For its part, the European Cocoa Association also held its key forum event in recent months, which we reported on in Rome, Italy. Notably, the event featured contributions from a number of leading businesses including Barry Callebaut’s CEO Peter Boone, who believed the company, as well as wider industry had made notable strides as regards overall sustainability and sourcing practices.
However, he conceded it was of concern that as a sector, only two per cent of businesses were entirely meeting their own direct goals, which he believed needed to be collectively addressed. During its sessions, there were presentations on key themes spanning due diligence in supply chains, regional industry data sharing plans, as well as exploring advanced satellite geomapping technology.
Speaking exclusively to Confectionery Production, Paul Davis, the ECA’s newly appointed president (pictured below at the ECA meeting in Rome), also offered a note of optimism that despite the tests facing the industry, a focus on collaborative working would eventually pay off. Among the main gains to have emerged from the meeting in his eyes was further progress being confirmed in relation to the Cocoa and Forests Initiative (CFI), which over the past five years has engaged industry (over 35 key businesses), NGOs and governments to place reducing deforestation as a core strategy. “Getting to a point where we now have traceability data from around 1.2 million farms is a significant number, and shows the level of co-operation that is there. With the CFI, one of the great changes over the past two years is that working together on long-term goals has become more mainstream,” he explained.
“I think we have all realised that the best way for all of us to just see the sector grow fairly, to avoid excessive costs and complications is simply co-operation, as we’re all trying to do the same thing,” noted the senior cocoa trader who works for French firm, Sucden.
He revealed there are challenges in terms of processing and evaluating such large volumes of largely polygon-mapped data, which required careful handling. “I think if we are going to go down this route, then it should be something that is legal, and done for everyone as standard,” he added on whether the concepts behind the CFI should be backed by mandatory controls of the kind which are being proposed by the EU in terms of supply chain legislation being brought forward.
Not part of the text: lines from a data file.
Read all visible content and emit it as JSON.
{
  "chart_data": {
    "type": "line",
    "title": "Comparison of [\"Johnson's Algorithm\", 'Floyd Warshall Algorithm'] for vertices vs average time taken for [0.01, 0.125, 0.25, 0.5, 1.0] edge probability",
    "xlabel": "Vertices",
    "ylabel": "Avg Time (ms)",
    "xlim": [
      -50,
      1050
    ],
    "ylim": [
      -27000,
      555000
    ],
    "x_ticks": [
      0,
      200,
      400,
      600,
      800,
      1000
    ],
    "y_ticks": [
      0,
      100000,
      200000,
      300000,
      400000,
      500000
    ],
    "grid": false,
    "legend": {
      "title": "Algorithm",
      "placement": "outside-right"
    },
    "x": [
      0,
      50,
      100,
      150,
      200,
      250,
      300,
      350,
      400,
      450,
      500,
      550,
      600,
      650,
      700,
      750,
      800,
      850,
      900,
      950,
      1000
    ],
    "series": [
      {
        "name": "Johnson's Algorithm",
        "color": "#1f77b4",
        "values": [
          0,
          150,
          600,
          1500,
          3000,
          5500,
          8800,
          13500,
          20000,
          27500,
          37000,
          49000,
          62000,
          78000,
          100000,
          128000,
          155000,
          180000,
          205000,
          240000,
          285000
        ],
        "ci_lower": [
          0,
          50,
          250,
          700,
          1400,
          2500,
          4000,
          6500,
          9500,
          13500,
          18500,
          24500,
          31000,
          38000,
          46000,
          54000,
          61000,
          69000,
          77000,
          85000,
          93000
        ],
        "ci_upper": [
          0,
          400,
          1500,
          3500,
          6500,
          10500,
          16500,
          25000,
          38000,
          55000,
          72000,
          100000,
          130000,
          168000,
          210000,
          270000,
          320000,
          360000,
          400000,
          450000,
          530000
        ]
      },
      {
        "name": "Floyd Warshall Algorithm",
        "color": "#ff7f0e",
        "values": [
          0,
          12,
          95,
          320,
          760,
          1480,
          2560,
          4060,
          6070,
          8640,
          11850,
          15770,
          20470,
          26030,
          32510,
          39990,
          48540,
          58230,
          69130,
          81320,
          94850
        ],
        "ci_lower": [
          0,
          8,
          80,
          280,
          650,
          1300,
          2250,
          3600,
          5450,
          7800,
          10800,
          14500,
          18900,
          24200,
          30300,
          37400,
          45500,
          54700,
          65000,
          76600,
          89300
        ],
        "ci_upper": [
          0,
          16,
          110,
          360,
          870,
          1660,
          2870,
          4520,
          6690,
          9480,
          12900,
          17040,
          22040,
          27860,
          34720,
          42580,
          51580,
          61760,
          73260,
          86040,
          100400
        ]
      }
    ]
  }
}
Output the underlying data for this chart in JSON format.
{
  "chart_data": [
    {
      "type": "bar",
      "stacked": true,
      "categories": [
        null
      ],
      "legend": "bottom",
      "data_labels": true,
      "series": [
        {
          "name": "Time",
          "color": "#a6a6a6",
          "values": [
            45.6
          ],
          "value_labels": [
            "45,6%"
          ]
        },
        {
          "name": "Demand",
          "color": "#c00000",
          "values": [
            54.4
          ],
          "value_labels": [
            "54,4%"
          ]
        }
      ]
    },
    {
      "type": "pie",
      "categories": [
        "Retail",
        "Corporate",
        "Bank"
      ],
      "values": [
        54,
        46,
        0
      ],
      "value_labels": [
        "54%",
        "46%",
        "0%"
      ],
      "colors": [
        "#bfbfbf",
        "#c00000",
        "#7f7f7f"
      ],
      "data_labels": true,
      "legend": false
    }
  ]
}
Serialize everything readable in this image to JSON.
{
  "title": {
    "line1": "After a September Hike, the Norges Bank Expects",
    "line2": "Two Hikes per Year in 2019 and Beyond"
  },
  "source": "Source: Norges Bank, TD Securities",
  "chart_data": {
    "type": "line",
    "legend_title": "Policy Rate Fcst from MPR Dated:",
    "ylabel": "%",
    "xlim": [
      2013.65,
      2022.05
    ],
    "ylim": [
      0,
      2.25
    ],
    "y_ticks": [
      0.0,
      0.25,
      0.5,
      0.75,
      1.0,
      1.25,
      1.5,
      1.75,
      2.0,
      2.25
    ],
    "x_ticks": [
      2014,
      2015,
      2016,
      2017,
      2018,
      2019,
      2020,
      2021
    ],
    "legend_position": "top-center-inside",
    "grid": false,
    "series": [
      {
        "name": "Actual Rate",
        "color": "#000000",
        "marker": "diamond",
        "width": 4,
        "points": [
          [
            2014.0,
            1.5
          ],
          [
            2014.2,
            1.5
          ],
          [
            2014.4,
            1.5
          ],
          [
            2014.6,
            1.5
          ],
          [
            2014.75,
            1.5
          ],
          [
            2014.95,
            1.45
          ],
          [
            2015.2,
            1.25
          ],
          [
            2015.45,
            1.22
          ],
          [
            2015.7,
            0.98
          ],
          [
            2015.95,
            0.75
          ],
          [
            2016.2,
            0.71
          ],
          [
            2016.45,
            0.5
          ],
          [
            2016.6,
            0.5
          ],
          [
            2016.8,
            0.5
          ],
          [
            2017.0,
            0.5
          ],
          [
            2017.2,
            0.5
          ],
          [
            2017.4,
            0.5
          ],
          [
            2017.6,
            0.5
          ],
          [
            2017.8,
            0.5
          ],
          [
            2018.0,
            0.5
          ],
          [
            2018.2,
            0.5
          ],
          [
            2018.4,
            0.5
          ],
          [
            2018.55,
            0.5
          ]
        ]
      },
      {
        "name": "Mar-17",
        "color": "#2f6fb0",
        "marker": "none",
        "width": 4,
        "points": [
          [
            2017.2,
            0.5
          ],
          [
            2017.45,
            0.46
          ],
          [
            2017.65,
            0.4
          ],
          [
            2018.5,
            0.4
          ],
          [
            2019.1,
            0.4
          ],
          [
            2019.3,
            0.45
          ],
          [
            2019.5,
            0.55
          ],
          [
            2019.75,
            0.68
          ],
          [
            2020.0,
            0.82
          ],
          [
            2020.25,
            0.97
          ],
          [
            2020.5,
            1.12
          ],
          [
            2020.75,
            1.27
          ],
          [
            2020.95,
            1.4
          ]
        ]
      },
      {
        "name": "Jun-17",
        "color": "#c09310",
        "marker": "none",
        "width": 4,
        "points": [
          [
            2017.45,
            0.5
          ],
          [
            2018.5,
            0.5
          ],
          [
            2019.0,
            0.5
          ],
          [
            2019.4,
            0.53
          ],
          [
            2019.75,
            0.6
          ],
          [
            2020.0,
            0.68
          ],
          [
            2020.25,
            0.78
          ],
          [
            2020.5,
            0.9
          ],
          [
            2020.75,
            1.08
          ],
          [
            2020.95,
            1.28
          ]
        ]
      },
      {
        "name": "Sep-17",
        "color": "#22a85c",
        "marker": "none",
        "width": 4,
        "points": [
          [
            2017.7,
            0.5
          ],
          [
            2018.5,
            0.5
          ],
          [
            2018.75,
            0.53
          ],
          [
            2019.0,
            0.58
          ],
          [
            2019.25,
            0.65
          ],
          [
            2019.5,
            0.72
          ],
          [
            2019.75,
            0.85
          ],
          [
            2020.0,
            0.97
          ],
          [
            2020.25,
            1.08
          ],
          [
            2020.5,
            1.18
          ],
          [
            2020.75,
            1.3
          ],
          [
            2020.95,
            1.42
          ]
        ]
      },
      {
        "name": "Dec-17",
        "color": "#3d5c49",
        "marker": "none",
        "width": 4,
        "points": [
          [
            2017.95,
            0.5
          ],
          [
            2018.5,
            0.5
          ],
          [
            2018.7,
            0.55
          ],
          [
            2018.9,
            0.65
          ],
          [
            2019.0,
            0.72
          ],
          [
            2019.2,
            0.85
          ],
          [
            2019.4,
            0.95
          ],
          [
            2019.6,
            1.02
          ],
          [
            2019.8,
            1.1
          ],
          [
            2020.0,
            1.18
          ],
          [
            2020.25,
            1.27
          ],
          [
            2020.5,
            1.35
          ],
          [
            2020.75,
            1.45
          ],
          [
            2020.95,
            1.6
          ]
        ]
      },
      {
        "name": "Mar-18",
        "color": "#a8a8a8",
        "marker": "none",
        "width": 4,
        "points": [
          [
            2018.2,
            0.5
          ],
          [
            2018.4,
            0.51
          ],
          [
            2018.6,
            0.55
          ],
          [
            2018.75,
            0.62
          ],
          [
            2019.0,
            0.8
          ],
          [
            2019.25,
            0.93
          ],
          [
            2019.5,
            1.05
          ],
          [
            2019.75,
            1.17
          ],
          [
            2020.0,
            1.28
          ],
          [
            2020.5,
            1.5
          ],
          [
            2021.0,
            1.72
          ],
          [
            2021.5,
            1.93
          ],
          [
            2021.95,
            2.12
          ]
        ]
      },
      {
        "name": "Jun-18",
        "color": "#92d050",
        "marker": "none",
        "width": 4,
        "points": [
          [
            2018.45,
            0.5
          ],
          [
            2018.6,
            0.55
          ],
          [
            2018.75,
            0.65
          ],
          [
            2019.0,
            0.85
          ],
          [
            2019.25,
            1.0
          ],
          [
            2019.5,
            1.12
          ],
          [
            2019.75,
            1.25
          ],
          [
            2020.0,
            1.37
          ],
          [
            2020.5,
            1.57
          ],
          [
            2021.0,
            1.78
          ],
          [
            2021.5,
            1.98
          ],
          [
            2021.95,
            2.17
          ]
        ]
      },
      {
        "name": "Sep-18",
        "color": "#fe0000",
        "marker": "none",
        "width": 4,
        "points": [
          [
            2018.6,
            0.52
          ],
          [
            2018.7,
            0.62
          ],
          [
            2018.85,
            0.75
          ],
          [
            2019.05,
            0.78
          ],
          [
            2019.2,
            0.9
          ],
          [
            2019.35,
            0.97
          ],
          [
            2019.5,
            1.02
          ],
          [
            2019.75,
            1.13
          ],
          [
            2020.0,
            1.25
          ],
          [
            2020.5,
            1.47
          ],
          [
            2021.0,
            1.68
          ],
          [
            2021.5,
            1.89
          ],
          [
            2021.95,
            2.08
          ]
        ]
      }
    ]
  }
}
Though he is keenly aware of the tests which the wider cocoa industry faces in its supply chains, he reflected that the event had provided a valuable platform for the entire sector to voice its issues, with some genuinely positive conclusions emerging. He added: “Cocoa to us is an incredible product, we have 15-20 million people dependent on that in West Africa, which is an enormous responsibility, which is why it is so treasured. “From the trade’s point of view, we want to see clarity, agreement and engagement.
We want to see this finished. Let’s look at the legislation, making sure that standards are aligned and practical. Will we be perfect from day one, probably not? But we’ll be 98 per cent there, and a million miles from where we were 25 years ago.”